Homecoming may be over, but class competition carries on
Flash back to November 4. A sea of blue and white screams from the bleachers of Tropical Park. A Palmetto football player tenses and prepares to block the Killian lineman. He turns towards the stands, expecting to hear the roar of “Go Panthers!” Instead, he is met with a combination of “One one, we run!” and “One two, that’s who!” a product of the intense class competition getting out of hand.
The Panther football team united its front against Killian, beating the Cougars 34-19 and retaining the coveted Cat Trophy. The Panther fans, on the other hand, were another matter. Students remarked that they forgot there was even a football game going on, and seemed surprised when they finally glanced over at the scoreboard to see that their team had gained the lead. Not even the cheerleaders could rouse the crowd into a round of “Blue and white!” It seemed that the students were too busy with their class loyalties to notice their school murdering its archrival.
“I was standing on the field, hearing things like ‘Go home juniors’ and getting really upset,” Activities Director Angela Felipe-Lima said, “Killian was about to score a touchdown and the students didn’t seem to notice or care.”

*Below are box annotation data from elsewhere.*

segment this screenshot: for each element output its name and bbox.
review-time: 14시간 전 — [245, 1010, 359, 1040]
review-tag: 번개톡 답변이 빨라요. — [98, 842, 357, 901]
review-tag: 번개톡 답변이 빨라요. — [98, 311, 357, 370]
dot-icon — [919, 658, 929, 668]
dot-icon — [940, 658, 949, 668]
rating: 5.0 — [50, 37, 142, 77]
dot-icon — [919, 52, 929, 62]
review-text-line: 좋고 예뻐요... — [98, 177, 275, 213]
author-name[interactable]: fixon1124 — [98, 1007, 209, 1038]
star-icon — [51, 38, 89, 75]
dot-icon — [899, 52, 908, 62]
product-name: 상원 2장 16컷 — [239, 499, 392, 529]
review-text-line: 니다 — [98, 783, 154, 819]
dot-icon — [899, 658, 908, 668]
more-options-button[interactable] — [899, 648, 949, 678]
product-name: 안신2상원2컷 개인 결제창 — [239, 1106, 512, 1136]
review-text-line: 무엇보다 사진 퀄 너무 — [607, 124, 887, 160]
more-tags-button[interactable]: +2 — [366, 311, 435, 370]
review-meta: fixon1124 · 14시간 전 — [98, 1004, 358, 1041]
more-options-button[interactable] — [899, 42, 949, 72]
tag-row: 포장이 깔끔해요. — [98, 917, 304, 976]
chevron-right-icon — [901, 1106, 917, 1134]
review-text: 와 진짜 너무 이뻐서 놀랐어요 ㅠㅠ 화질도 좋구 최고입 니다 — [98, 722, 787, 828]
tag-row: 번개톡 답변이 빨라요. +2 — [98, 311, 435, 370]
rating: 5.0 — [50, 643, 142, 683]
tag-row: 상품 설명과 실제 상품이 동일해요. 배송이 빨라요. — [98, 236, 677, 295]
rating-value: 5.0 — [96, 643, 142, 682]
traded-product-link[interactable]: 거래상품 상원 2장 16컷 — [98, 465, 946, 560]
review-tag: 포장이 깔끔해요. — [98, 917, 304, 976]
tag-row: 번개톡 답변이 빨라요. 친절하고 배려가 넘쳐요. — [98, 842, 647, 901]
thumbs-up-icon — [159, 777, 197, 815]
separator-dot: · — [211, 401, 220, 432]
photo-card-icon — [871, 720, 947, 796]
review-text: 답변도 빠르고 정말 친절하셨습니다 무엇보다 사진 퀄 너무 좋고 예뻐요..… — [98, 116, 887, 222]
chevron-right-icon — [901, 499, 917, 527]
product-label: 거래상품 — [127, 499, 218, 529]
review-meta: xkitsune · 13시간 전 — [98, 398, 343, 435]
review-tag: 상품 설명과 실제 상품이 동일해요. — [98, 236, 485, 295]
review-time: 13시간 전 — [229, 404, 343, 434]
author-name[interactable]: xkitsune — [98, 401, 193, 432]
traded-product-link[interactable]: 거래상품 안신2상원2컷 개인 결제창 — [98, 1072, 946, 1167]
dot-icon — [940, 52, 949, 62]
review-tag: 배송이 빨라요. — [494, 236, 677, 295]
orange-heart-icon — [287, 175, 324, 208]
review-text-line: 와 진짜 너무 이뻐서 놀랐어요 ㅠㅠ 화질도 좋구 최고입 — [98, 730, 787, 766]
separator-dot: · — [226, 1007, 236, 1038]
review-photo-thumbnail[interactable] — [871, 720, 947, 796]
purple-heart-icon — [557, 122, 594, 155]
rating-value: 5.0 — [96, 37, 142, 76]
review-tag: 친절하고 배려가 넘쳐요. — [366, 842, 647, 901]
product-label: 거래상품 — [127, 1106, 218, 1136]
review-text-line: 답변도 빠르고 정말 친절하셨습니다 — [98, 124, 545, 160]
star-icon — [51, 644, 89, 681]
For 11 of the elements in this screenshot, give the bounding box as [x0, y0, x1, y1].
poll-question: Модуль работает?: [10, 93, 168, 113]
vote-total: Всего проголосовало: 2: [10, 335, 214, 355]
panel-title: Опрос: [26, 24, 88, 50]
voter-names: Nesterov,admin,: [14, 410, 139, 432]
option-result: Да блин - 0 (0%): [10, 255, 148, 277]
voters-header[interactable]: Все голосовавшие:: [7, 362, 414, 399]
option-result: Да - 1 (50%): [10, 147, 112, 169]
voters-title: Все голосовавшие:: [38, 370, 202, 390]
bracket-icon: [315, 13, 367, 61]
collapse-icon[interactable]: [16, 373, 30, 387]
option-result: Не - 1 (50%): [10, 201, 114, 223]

Class competition is an element of school spirit encouraged by the faculty through homecoming activities, class t-shirts, and pep rally cheers. However, sometimes students need to subordinate their graduation year pride for the good of the school, and remember that first and foremost they bleed blue and white rather than purple, yellow, orange, or red.
What was a friendly class competition has become an all-out war. At Panther Prowl, the focus should have been on uniting as a school against its upcoming football foe. Instead, with their skits, classes spent more time stereotyping one another than poking fun at the Cougars. Class skits were brutal. Freshmen were stereotyped, and sophomores laughed at. Seniors portrayed juniors in such a way that they were effectively disqualified from the competition. And a whole point was missed.
The rivalry does not stop there. In classes with multiple grade levels, students make mountains out of the smallest differences between them. The seniors in my science class ridiculed the juniors for having to suffer through the boatload of and practice FCATs. Apparently, the seniors (myself included) forgot that just one year ago, we were lazily bubbling in our interims too.
Although there is nothing the upper three classes like to tease the freshman, their Panther Prowl skit held a great deal of truth. No matter what sports a student plays or what clubs he or she joins, the high school experience is really just a broken record, the same experience repeating. Orientation, the ring ceremony, prom, Grad Night – eventually, most of us will participate in the very same school events and walk away with the same Palmetto history.
Students need to get their priorities straight. They are Panthers first, their grade level second. Rather than scheme about how to mock each other, students should take a moment to remember all the things they have in common.
In the upcoming winter and spring sports seasons, students should realize that their spirited cheers become a cacophony when they do not cheer for the same “team.” Think of how much louder Panthers might roar if they would just shout for one another rather than at them.